From my high school yearbook, Ennis, Texas, 1957
By Charles Layton
This is Teacher Appreciation Week, and it puts me in mind of the teacher I most appreciated in high school.
John Pratt taught me junior English at a time in my life when I was a cut-up, a goof-off, an underachiever and a royal pain to most of my teachers.
In spite of all that, something about Mr. Pratt touched the serious side of me. He was the first authentic intellectual I had ever met. But although he took his subject matter far more seriously than most of the other teachers, he did so without a trace of the pedantic.
I recall him talking about Melville, or maybe it was Tennyson – one of those 19th-century authors with a full beard and a non-smiling visage. Mr. Pratt explained that during most of their active lives most of these writers were not at all the austere figures they appeared to be in the illustrations in our textbooks. In fact, he explained, when much of their best work was being done they were young and adventurous.
One day, for homework, he assigned us an excerpt from Thoreau. “I think you’ll like Thoreau,” he said. “He was a guy who got fed up with it all and went out and lived in the woods.” Of course, after hearing that, I couldn’t wait to read him, and when I did, I wasn’t disappointed. I became a life-long fan of the cranky Concord non-conformist.
I also have an image of Mr. Pratt standing in front of us reading Kipling’s poem Gunga Din with a British accent, or his best effort at one.
“…But if it comes to slaughter you will do your work on water
An’ you’ll lick the bloomin’ boots of ‘im that’s got it.
Now in Injia’s sunny clime, where I used to spend my time
A-servin’ of ‘Er Majesty the Queen,
Of all them black-faced crew the finest man I knew
Was our regimental Bhisti, Gunga Din.”
Such racial content was tricky in our small Southern town. This was 1957. Only later did I realize just how tricky it was, and that Mr. Pratt was probably going out on a limb by reciting such a poem.

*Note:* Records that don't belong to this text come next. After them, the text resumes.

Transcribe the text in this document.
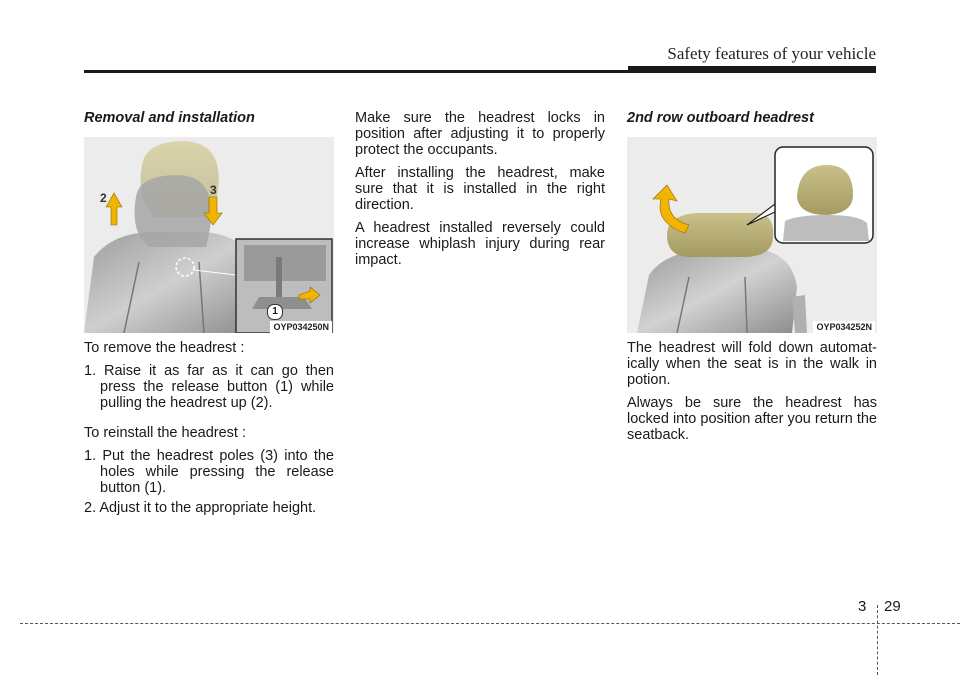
Safety features of your vehicle
Removal and installation
2
3
1
OYP034250N

To remove the headrest :

1. Raise it as far as it can go then press the release button (1) while pulling the headrest up (2).

To reinstall the headrest :

1. Put the headrest poles (3) into the holes while pressing the release button (1).
2. Adjust it to the appropriate height.

Make sure the headrest locks in position after adjusting it to properly protect the occupants.

After installing the headrest, make sure that it is installed in the right direction.

A headrest installed reversely could increase whiplash injury during rear impact.

2nd row outboard headrest
OYP034252N

The headrest will fold down automat-ically when the seat is in the walk in potion.

Always be sure the headrest has locked into position after you return the seatback.

3 29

My friend Mike and I used to drop by his house from time to time. We’d sit under the pecan trees in his backyard, drink iced tea and chat. It turned out he was a great jazz fan, and since Mike and I were too, we debated with him about things like who was better, Dizzy Gillespie or Louis Armstrong. He was a wonderful debater. He knew his stuff. He defended his position forcefully (he was an Armstrong man) but in a humorous and disarming way.
One day the talk turned to civil rights, which was not something I had ever really paid attention to. At that time, in that town, a school teacher could have been fired for advocating such a cause. But Mr. Pratt approached it in a most nimble way. Blacks in Little Rock had been trying to integrate Central High School that year. The governor of Arkansas, Orval Faubus, was resisting, and President Eisenhower had sent in the 101st Airborne to keep order. There were near-riots when the black students arrived at the school each morning. I was only vaguely aware of all that.
“What’s going on there is important,” Mr. Pratt told me. “You ought to have an opinion about it. When you see pictures in the paper of those students trying to go into that school, and the crowd of people shouting at them and trying to block their way – well, you ought to figure out which side you’re on in that situation.”
Then he let the subject drop. It was all he needed to say.
About the time I graduated from high school, Mr. Pratt joined the English faculty at a small college in Stephenville, Texas. In his later years, when I would return to Texas to visit my mother, I used to make a side trip to visit him, even though it was a two-hour drive. He was retired by then and pretty well house-bound, but he and his wife would always have a plate of terrific barbeque sandwiches ready for lunch, and ice cream for dessert. John and I would each have a couple of Bloody Marys, as well. After lunch, his wife would leave us to ourselves in John’s small den, where we’d sit and talk about trout fishing or politics or literature, whatever was on his mind. He was interested in my work as a journalist, so I told him stories about that.
By then, John and I were just comfortable old friends. I would sometimes remind him of something he had done or said back in high school that had impressed me, but invariably he would have no memory of it.
His health declined. One day, here in Ocean Grove, I received a call from his wife telling me that John had died. The news fell like a hammer. Then, as we talked, she told me that my visits, and my obvious respect for her husband, had meant a great deal to him, and also to her. It was the most comforting thing she could possibly have said.